Letras tu revista literaria

viernes, 24 de julio de 2009

El misterio de la mierda en la escalera (basado en hechos reales)

Capítulo 8

Siempre he sido algo despistado con los horarios, y sobre todo con la percepción de las horas, casi nunca acierto si es por la tarde, quiero decir sobremesa, más o menos a eso de las tres para los que comen a las dos, o las cinco para funcionarios y banqueros, tanto masculinamente hablando como femeninamente. Digo que siempre he sido un desastre para el cálculo de las horas. Así que cuando salí del piso donde la señora Natalina hacía la función de niñera, no eran, precisamente, cerca de las ocho como he apuntado antes, si no que eran aproximadamente las seis de la tarde; los suecos padres del niño Tube, y “amos” de Natalina, trabajan con horario europeo, así que faltaban unas tres horas para averiguar si Erika vendría o no a visitarme, el resto ya lo he contado.

Entramos en el bar de Anita, el señor Mena y yo, o lo que era yo en esos momentos, una especie de despojo cadavérico que apenas se tenía en pie. El bar era, si cabe, peor todavía que el que yo solía frecuentar. Anita una mujer de unos cuarenta años con rasgos en el rostro de sufrimiento y envejecimiento prematuros, parecía haberse forjado a sí misma en plena sociedad machista, de hecho en el bar sólo había hombres curtidos, casi todos viejos o aparentemente viejos, de pieles quemadas por el sol sobre las aguas marinas que azotaban aquella venturosa y apestosa ciudad, y digo azotaban porque raro era el día en que las aguas de aquel mar estaban, o se mostraban con la mansedumbre que lo hacen las aguas del mediterráneo durante casi todo el año.
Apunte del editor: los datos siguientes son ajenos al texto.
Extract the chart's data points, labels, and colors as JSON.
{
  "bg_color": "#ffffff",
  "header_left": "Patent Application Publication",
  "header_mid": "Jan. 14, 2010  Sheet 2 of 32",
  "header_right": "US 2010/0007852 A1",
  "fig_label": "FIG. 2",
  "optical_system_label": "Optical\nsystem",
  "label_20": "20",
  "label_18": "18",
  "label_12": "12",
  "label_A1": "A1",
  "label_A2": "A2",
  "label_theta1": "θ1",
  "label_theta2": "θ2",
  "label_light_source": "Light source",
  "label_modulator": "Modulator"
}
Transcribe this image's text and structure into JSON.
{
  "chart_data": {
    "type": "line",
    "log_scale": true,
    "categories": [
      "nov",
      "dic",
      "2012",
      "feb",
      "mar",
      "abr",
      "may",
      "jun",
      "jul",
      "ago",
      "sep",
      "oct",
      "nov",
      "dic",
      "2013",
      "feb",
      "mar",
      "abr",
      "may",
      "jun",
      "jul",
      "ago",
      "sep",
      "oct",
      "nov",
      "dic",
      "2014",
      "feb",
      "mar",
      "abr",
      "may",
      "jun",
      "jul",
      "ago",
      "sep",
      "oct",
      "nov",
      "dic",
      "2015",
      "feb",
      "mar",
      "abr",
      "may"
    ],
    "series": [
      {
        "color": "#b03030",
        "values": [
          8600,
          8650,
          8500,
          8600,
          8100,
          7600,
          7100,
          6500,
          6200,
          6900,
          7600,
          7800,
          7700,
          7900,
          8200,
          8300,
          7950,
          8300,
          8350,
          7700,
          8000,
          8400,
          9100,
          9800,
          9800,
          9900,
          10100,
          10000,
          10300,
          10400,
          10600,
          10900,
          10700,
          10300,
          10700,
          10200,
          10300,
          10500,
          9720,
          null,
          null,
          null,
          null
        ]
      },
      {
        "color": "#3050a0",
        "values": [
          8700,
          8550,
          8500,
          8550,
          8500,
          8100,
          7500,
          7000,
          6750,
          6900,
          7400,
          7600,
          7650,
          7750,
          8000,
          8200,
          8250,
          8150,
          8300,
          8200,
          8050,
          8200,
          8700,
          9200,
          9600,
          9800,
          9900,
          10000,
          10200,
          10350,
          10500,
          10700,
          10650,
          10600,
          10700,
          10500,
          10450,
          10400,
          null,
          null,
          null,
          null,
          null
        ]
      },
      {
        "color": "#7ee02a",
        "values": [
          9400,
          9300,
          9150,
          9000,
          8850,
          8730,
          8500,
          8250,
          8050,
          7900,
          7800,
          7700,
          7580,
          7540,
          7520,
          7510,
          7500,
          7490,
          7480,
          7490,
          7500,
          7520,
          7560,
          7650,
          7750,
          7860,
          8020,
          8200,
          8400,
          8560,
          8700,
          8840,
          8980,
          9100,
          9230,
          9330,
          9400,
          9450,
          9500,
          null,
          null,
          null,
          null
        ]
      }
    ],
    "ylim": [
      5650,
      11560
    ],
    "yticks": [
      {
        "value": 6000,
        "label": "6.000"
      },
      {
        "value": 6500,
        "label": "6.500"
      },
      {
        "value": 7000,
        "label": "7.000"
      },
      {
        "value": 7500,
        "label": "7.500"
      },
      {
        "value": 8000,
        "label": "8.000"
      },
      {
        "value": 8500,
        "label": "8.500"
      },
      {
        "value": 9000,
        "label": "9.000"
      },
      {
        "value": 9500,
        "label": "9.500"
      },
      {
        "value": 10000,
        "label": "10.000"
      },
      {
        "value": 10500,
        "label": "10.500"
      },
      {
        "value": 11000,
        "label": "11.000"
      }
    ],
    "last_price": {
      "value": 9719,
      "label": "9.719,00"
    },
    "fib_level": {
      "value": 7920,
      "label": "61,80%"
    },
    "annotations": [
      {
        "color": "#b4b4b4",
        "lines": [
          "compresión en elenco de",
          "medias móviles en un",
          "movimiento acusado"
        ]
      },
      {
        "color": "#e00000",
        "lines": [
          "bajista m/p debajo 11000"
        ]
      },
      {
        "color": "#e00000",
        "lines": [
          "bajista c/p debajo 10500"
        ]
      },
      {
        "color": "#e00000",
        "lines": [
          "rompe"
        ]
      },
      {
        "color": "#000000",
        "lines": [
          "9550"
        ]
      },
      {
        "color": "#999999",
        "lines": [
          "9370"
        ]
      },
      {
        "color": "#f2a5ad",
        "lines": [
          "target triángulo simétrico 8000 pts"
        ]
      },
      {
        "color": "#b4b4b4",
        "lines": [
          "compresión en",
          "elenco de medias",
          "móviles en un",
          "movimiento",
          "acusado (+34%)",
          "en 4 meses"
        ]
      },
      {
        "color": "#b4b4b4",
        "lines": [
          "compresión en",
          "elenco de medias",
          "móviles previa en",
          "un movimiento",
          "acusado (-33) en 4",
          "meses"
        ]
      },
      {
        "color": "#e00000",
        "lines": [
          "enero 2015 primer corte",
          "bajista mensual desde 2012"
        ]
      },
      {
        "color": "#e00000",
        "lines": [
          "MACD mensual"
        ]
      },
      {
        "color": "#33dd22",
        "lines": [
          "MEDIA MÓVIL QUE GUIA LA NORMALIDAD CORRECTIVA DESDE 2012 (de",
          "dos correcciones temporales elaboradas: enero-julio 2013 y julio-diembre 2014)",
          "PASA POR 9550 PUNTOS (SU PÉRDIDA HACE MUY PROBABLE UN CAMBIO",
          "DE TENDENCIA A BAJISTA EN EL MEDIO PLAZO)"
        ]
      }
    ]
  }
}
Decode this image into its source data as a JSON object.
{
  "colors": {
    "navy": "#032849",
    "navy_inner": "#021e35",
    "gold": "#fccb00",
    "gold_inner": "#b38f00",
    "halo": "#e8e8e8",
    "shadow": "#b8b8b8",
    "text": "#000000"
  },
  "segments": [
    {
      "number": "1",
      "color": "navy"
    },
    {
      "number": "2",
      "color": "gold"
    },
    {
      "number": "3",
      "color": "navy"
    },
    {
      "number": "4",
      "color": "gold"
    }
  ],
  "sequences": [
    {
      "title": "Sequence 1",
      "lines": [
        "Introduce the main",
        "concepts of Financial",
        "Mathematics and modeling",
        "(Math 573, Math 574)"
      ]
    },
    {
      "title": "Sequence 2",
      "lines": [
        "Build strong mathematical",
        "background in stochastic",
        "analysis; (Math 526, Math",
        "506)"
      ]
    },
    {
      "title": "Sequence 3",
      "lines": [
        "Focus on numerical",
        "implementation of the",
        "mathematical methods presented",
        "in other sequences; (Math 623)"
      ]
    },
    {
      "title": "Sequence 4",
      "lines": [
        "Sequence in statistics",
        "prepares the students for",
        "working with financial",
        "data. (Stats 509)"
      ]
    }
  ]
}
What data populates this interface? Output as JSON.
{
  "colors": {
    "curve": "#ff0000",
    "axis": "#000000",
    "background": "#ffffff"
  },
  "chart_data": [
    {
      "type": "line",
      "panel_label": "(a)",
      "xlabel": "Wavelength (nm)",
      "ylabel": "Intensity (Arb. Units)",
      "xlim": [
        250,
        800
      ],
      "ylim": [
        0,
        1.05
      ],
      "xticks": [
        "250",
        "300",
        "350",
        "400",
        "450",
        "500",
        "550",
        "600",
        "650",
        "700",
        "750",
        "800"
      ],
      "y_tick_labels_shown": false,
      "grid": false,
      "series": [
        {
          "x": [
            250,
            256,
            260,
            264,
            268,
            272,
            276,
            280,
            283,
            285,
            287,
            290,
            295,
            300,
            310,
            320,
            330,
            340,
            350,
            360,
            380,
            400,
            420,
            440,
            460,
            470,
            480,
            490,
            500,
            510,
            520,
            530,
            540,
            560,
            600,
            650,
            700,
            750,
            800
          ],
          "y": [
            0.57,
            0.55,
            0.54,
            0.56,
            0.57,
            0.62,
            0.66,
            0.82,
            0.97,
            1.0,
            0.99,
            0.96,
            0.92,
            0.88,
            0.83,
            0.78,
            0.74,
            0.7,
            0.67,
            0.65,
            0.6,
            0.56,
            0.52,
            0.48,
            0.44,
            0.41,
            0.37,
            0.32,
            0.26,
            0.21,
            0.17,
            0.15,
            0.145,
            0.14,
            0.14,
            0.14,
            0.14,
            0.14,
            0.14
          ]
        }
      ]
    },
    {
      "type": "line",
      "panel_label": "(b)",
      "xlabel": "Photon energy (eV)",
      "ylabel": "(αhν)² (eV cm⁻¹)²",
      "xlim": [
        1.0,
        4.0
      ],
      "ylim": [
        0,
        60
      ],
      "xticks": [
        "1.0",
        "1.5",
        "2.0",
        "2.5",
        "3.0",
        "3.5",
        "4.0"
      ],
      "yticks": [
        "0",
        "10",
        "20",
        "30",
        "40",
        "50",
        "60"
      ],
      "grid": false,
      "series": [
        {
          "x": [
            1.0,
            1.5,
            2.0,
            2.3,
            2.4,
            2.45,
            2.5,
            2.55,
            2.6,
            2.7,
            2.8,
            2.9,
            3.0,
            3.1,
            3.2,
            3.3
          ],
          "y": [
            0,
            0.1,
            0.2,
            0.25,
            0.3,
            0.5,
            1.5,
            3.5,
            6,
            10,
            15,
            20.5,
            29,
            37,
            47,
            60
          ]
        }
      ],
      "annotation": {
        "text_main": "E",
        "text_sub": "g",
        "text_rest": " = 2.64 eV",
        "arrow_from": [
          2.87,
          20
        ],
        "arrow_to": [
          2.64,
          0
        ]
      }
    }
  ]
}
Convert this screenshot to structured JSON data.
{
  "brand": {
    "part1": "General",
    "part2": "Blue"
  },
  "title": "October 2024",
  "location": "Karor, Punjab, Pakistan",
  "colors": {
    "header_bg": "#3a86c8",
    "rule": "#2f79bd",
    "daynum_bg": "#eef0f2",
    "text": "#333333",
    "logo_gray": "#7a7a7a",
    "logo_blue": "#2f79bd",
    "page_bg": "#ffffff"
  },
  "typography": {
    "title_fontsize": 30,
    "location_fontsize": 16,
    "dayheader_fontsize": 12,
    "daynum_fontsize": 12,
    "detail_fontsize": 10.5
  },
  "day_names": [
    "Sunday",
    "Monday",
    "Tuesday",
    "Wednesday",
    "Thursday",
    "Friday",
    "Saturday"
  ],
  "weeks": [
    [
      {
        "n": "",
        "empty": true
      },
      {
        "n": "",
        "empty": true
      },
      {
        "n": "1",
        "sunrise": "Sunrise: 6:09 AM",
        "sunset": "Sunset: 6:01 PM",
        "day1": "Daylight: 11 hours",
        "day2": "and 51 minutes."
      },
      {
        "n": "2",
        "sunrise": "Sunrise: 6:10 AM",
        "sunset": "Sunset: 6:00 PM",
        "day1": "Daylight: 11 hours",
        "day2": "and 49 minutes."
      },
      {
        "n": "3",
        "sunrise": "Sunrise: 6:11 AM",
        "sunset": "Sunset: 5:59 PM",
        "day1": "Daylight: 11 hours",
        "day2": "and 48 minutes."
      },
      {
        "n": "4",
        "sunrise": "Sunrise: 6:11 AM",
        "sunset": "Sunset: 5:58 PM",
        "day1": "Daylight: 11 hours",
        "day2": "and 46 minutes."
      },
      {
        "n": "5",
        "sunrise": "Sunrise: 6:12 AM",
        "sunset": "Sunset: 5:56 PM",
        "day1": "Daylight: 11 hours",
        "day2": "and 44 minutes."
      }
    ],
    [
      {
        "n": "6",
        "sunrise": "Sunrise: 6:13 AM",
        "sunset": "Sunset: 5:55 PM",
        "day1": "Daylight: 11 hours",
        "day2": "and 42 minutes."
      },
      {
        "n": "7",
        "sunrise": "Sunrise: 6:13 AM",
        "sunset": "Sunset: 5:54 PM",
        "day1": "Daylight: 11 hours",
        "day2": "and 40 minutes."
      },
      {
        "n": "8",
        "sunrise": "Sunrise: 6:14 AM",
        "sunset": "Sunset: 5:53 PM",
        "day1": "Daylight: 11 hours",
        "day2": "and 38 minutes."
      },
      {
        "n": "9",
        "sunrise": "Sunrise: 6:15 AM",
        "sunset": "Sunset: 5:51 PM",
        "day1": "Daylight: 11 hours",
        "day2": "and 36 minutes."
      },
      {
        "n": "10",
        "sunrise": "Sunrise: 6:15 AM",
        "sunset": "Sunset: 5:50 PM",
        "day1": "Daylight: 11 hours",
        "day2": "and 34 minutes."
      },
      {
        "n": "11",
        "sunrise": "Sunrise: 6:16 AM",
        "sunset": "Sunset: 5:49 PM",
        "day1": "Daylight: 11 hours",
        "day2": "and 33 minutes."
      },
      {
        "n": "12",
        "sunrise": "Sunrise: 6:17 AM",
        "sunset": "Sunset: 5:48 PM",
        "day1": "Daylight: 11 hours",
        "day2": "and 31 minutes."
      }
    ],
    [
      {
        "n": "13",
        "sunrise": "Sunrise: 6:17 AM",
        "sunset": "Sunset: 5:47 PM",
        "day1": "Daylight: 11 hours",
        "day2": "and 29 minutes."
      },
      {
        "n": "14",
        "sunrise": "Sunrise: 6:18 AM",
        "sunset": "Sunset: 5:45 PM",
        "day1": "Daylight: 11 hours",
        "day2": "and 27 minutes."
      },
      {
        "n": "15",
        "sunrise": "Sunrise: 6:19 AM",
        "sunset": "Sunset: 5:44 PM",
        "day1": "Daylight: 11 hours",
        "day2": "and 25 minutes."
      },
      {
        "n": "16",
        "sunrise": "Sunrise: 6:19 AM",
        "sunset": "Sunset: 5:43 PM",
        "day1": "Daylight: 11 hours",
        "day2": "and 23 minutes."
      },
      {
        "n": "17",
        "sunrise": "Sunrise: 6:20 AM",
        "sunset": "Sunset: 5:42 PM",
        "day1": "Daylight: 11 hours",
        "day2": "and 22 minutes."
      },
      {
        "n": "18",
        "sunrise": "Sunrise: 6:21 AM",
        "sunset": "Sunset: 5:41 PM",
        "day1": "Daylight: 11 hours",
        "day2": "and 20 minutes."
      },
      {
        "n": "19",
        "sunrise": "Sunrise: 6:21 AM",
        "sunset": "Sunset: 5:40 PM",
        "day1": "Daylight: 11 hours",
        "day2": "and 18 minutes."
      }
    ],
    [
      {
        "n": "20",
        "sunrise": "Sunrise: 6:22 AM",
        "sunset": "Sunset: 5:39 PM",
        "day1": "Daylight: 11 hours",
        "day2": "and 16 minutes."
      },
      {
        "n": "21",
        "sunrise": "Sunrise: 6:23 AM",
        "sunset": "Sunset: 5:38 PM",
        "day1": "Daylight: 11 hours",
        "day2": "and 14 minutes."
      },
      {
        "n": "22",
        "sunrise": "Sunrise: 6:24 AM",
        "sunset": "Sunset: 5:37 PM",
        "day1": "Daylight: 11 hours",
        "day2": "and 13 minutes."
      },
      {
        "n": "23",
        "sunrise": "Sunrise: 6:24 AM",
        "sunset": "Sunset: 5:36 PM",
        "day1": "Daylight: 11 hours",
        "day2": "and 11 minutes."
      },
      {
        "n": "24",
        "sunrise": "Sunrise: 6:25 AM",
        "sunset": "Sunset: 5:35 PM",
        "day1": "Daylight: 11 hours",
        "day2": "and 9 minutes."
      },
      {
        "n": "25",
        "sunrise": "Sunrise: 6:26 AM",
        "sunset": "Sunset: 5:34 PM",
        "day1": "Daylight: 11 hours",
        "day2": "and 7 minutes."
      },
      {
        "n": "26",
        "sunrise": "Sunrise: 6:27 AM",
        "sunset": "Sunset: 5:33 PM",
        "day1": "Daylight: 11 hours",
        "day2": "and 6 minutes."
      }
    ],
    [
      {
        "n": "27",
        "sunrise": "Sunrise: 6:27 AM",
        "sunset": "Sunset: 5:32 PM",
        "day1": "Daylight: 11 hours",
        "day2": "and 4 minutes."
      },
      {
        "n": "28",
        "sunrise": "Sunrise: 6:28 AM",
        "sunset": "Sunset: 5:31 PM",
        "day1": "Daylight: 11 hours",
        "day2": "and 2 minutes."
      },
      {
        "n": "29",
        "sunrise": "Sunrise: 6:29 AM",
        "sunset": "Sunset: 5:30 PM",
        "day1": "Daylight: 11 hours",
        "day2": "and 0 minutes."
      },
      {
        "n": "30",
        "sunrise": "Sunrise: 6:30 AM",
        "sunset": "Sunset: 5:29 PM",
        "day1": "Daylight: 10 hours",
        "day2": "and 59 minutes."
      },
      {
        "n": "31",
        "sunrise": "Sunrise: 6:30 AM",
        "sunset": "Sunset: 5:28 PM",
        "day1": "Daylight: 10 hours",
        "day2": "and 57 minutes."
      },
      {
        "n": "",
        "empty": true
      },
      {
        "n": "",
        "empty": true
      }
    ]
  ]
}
Saludó el señor Mena a la concurrencia, la que le devolvió un sonoro saludo casi al unísono como si orasen frente al púlpito donde un cura de complexión de atleta airea las razones por las que los hombres caerán en los infiernos si no acatan la doctrina y el dogma cristiano.
Él, el señor Mena, resuelto como Pedro por su casa me arrastró literalmente hasta un rincón donde yacía una triste mesa pringosa custodiada por cuatro sillas como cuatro ángeles exterminadores.
-Siéntese señor Arturo- me invitó el señor Mena tirándome, otra vez, literalmente, sobre el asiento de una de aquellas mugrientas sillas-. Pon dos copas de coñac Anita- gritó mi acompañante mientras se estiraba el traje en el fallido intento de que quedara impoluto. El traje no había dios que lo enmendara, quizá a los seguidores del párroco sí, o a sermones a saetazos.
-Señor Mena, mejor será que yo me limite a escucharle y no beba nada más- dije teniendo un ataque de sentido común, algo de lo que suelen carecer los borrachos, y sobre todo los alcohólicos como yo, que en esos momentos acababa de terminar mi terapia grupal para alcohólicos anónimos, y para celebrarlo me fui a tomar una copas, con la certeza, y la confianza de que ya estaba curado. Pero no hice, a sabiendas, más que engañarme con ese autoengaño que siempre usan los que padecen de algún vicio o alguna debilidad, o lo que yo diría: personas que carecemos de voluntad propia, y en muchos casos recurrimos a la ajena, que puede ser peor que no recurrir a ninguna.
-Nada, amigo Arturo, usted viene conmigo, bebe conmigo y ya veremos en qué acaba esta junta.
Anita puso dos copas de coñac en la mesa, ambas quedaron como dos ventosas de esas con las que pegan colgantes absurdos algunos automovilistas en sus coches. El señor Mena, alzó su copa y me invitó a brindar.
-Por mi nuevo proyecto, verá señor Arturo cómo va a ser todo un éxito- se repantigó en la silla pegajosa como queriendo escapar de ella.
-¿Qué proyecto trae entre manos?- atiné a preguntar motivado por el aroma del coñac que tenía en mi mano. Anita volvió a ocupar el mismo lugar que ocupaba cuando entramos. Tras el mostrador, volvía a reanudar la tarea interrumpida para servirnos las copas: atrapar moscas con el mismo trapo con el que secaba los vasos.
-Espere y le cuento, pero antes beba amigo, beba.